Бывает, выпятится высокомерно, перелицовываясь на миг; или спрячется за словами, переданными из добра и с отчетливостью, что найдут благодатное ухо, или же, в оцепенении неизбежности, постоит тихо и наравне, виду не подав, что через минуту загремит башкой в тартарары. Не всегда удается и хочется такого различить, а вот так: каким на глаза попался, и на что нарвался, – с тем и остался!
Поэтому жест с оборудованного из старпома живого кресла изменений не предполагал: ты нам не нужен, иди, катись, исчезай!
Вдруг лысый, со всеми признаками первородности зверя, Батек, кого Вершинин еще раз поторопил кулаком в спину: «Трогай, кучерявый!», – воскликнул, поменяв руки под капитаном:
– Это к нам гость пришел!
Вершинин, встрепенувшись, опять пронзительно уставился на вошедшего:
– Гость? А откуда ты прибыл, с каким известием?
Тогда он, получив еще один шанс, решился на крайний аргумент, не имевший отношения к делу. Впрочем, именно этот аргумент и являлся тайной причиной, что он здесь появился:
– Я пишу! я напишу красивые книги…
– Ты писатель?
Новичок растерялся от прямого вопроса: он не мог на него ответить, как это сделал бы любой человек, когда у него спрашивают о профессии. Такая уверенность с его стороны являлась прерогативой людей, отмеченных прирожденной особостью и неоспоримостью дарования. Для него же все мучительно зависало в некоем трагическом разладе судьбы с текстом, который рвался из темницы обреченного предназначения.
Самодвижущая легкость, с которой слагалось недавно, тоже как бы осталась без имени. Наученный предыдущим уроком, он не желал прятаться и на этот раз – уже за спину куражащейся гостьи.

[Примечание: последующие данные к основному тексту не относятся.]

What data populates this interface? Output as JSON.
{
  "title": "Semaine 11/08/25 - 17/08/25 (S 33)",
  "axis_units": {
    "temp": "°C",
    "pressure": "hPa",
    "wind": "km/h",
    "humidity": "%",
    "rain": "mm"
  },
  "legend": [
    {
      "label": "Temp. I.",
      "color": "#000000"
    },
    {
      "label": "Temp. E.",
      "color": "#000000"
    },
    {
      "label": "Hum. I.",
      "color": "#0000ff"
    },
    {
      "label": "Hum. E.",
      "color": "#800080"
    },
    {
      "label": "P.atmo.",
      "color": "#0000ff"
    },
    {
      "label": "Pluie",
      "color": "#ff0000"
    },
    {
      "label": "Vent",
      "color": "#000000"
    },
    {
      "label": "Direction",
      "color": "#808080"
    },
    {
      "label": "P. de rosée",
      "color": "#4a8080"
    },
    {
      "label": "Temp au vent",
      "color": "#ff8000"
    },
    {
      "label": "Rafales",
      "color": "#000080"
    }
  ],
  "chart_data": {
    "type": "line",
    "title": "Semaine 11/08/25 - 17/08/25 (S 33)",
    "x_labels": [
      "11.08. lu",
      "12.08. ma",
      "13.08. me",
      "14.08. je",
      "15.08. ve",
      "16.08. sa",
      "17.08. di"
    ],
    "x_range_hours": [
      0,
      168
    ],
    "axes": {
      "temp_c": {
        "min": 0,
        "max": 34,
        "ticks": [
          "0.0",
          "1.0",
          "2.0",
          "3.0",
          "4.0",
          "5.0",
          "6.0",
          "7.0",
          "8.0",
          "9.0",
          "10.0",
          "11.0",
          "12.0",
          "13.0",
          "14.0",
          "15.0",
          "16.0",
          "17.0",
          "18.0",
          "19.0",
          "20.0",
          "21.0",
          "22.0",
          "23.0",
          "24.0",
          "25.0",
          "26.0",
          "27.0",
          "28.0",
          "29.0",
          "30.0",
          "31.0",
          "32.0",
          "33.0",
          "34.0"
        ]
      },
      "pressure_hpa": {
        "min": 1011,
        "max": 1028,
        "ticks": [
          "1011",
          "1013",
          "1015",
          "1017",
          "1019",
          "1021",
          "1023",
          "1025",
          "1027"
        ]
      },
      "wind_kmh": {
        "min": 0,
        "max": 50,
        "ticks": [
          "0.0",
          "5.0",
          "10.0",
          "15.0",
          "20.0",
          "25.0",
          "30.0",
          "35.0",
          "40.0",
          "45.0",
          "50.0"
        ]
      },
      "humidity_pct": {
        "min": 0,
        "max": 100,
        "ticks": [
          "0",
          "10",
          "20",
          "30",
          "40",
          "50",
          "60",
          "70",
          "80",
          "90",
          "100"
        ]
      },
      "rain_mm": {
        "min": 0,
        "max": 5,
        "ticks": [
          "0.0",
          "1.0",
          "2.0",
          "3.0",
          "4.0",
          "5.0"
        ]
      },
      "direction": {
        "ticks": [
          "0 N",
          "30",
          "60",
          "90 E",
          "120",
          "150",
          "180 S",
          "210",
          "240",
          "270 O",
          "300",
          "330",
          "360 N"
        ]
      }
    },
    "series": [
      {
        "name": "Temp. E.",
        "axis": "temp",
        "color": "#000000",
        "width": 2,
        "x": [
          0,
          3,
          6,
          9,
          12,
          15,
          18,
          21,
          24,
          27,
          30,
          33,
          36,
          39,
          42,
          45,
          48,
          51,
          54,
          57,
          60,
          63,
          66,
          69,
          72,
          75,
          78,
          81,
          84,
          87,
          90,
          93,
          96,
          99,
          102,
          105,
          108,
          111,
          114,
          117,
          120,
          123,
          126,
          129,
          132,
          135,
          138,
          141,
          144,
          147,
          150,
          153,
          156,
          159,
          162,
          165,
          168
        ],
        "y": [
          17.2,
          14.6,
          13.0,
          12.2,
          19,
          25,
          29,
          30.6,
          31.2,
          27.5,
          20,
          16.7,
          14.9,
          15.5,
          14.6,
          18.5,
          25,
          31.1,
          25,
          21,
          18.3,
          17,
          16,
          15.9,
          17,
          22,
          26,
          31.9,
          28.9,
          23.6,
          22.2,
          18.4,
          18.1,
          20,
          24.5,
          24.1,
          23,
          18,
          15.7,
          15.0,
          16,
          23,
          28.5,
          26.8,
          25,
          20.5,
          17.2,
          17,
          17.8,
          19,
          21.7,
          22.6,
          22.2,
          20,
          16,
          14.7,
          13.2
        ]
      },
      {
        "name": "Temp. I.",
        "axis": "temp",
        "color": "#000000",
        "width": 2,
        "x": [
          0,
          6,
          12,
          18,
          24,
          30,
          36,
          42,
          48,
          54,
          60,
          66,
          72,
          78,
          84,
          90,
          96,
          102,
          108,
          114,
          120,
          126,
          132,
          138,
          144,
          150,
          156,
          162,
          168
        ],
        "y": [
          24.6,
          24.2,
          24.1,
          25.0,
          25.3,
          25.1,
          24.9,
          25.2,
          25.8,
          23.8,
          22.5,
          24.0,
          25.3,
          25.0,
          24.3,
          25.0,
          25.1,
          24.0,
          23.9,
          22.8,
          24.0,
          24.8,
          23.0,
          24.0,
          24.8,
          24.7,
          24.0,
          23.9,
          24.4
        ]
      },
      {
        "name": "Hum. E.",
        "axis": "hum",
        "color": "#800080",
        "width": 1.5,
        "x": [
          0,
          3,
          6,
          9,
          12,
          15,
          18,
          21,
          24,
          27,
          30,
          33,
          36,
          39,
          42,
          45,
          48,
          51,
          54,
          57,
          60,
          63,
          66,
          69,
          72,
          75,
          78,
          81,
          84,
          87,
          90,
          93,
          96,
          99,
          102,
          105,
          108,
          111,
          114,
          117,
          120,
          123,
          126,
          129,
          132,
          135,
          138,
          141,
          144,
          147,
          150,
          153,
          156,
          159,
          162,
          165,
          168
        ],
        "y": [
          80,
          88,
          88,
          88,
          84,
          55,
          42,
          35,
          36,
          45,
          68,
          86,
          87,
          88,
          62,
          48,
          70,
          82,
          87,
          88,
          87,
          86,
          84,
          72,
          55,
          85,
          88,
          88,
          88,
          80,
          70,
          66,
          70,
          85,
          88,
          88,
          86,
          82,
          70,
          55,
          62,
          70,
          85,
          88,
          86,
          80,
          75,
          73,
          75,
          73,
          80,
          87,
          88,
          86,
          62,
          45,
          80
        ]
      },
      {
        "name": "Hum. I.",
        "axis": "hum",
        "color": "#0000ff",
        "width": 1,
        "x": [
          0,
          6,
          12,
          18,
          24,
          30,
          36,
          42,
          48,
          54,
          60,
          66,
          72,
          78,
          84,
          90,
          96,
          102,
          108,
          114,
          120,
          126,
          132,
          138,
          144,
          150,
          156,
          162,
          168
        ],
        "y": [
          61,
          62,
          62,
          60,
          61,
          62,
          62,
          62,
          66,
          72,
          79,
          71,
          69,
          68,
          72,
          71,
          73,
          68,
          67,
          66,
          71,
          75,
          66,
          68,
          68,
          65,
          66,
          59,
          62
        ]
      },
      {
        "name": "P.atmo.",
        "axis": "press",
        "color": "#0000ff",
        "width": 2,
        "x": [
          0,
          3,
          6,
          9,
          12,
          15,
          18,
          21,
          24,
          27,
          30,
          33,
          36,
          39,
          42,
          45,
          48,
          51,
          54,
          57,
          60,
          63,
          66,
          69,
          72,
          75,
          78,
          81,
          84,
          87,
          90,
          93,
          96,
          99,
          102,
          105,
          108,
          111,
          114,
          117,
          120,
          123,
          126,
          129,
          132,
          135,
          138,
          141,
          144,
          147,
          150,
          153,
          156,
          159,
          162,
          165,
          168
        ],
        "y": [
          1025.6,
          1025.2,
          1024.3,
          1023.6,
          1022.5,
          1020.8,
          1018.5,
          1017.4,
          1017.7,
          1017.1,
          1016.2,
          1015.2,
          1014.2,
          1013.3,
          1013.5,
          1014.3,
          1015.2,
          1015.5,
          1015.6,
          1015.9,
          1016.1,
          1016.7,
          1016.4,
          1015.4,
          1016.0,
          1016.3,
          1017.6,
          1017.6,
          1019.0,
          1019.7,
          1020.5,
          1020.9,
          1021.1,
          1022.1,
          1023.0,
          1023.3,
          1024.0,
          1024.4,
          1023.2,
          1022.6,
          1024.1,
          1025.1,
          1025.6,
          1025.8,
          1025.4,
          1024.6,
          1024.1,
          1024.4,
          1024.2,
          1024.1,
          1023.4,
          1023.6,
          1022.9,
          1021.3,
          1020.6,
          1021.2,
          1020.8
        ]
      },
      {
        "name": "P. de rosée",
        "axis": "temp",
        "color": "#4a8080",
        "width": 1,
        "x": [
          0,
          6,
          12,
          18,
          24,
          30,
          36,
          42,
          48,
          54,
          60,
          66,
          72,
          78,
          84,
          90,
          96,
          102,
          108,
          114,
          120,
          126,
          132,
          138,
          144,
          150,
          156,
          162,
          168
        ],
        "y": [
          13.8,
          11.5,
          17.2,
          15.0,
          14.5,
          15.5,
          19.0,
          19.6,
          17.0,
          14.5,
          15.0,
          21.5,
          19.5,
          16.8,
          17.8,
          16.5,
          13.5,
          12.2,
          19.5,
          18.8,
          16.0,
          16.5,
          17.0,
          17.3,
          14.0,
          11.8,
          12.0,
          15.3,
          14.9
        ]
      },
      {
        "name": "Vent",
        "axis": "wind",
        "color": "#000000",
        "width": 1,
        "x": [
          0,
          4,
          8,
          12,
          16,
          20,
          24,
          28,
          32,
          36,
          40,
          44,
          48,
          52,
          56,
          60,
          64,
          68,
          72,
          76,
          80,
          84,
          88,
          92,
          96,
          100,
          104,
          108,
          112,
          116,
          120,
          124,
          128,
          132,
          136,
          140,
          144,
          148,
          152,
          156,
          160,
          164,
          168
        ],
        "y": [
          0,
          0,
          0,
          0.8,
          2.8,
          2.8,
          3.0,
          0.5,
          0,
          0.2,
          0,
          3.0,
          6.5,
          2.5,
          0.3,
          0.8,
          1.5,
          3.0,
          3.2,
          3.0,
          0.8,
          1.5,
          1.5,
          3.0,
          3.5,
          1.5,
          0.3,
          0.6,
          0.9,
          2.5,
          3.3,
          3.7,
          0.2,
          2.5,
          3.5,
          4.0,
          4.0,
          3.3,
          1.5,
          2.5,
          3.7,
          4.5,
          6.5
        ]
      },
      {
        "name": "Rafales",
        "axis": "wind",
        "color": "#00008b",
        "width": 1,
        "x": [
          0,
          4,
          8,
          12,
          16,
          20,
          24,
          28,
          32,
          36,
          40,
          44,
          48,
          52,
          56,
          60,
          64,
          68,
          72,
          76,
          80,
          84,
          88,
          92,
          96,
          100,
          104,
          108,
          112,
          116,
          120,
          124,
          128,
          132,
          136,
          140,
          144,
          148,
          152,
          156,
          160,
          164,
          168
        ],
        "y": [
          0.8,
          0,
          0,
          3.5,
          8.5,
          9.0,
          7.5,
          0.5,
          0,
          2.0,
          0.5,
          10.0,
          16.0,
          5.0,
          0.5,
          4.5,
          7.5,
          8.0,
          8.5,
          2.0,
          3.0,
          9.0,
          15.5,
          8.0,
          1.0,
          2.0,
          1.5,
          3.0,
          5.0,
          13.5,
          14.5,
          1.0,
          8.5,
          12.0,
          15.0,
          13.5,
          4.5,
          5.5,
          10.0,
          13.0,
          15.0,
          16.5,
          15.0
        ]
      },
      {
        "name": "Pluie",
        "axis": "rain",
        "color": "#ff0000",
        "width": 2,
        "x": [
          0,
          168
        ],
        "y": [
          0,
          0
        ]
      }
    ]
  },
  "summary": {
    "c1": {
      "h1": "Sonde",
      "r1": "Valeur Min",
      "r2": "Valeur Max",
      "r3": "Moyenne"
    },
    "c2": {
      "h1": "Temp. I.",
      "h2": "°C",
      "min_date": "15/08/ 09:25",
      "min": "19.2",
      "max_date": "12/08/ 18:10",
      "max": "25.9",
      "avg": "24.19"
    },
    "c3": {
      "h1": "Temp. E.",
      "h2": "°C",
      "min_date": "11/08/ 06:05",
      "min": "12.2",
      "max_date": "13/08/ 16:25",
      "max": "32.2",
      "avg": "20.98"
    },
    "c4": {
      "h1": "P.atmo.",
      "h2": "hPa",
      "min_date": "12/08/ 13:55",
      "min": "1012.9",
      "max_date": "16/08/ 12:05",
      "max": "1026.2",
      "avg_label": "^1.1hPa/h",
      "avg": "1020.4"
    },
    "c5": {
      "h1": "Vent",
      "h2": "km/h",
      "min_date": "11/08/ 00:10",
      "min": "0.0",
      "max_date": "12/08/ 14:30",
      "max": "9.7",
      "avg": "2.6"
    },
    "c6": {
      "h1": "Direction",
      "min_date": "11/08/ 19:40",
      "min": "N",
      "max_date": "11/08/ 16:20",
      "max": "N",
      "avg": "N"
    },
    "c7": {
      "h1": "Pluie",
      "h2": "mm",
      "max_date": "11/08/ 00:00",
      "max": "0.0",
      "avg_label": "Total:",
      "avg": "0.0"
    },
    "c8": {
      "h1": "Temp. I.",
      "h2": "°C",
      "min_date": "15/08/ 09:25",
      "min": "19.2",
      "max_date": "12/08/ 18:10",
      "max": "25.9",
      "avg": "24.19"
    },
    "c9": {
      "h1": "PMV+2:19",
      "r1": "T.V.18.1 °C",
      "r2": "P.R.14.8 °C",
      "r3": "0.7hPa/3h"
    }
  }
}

– У меня нет документа, нельзя так сказать… – проговорил он, торопливо вытаскивая из сумки несколько блокнотов и деревянную ручку, замотанную слоями марли. – Это ручка, я ее берегу, – объяснил он.
– Так ты писака? – неизвестно чего добивался от него капитан.
Новичок не мог согласиться и с такой оценкой, и замолчал. Он решил, что сказал вполне достаточно. Внезапно он успокоился, и уже не сомневался, что ему не откажут. Ведь основа заложена во Владивостоке, где он, идя слепо и без направления по улице Посьетской, споткнулся перед вывеской УМРЗФ.
Тогда вместо него ответил старпом:
– Писака лучше.
– Проще?
– Ложится на ухо.
– Что ж, погостюй у нас, писака, раз пожаловал, – согласился и капитан, и, усмехнувшись, взял направление с письмом.
Брови у него разгладились.
Вот это прозвище, что дали ему Вершинин с Батьком, тотчас прижилось; его благодушно и с пониманием приняла вся команда.
По причине, какой они не осознавали, он им понадобился, и тут же взял обязательство, о чем не догадывался, выкручиваться за них в преисподней, не обещающей ни отпущения грехов, ни простого благословения.
Вот, так или иначе, а легло.
Пять минут – и новоявленный зверобой стал своим, и с ним общались, как будто он ниоткуда не прибыл и никуда не уходил.
Насытясь в столовой свежим хлебом и горяченным какао, писака вышел, отрыгивая, как все, – «нанайское спасибо» – как здесь говорят. Потом отыскал свою каюту, боясь, что покличут и отвлекут.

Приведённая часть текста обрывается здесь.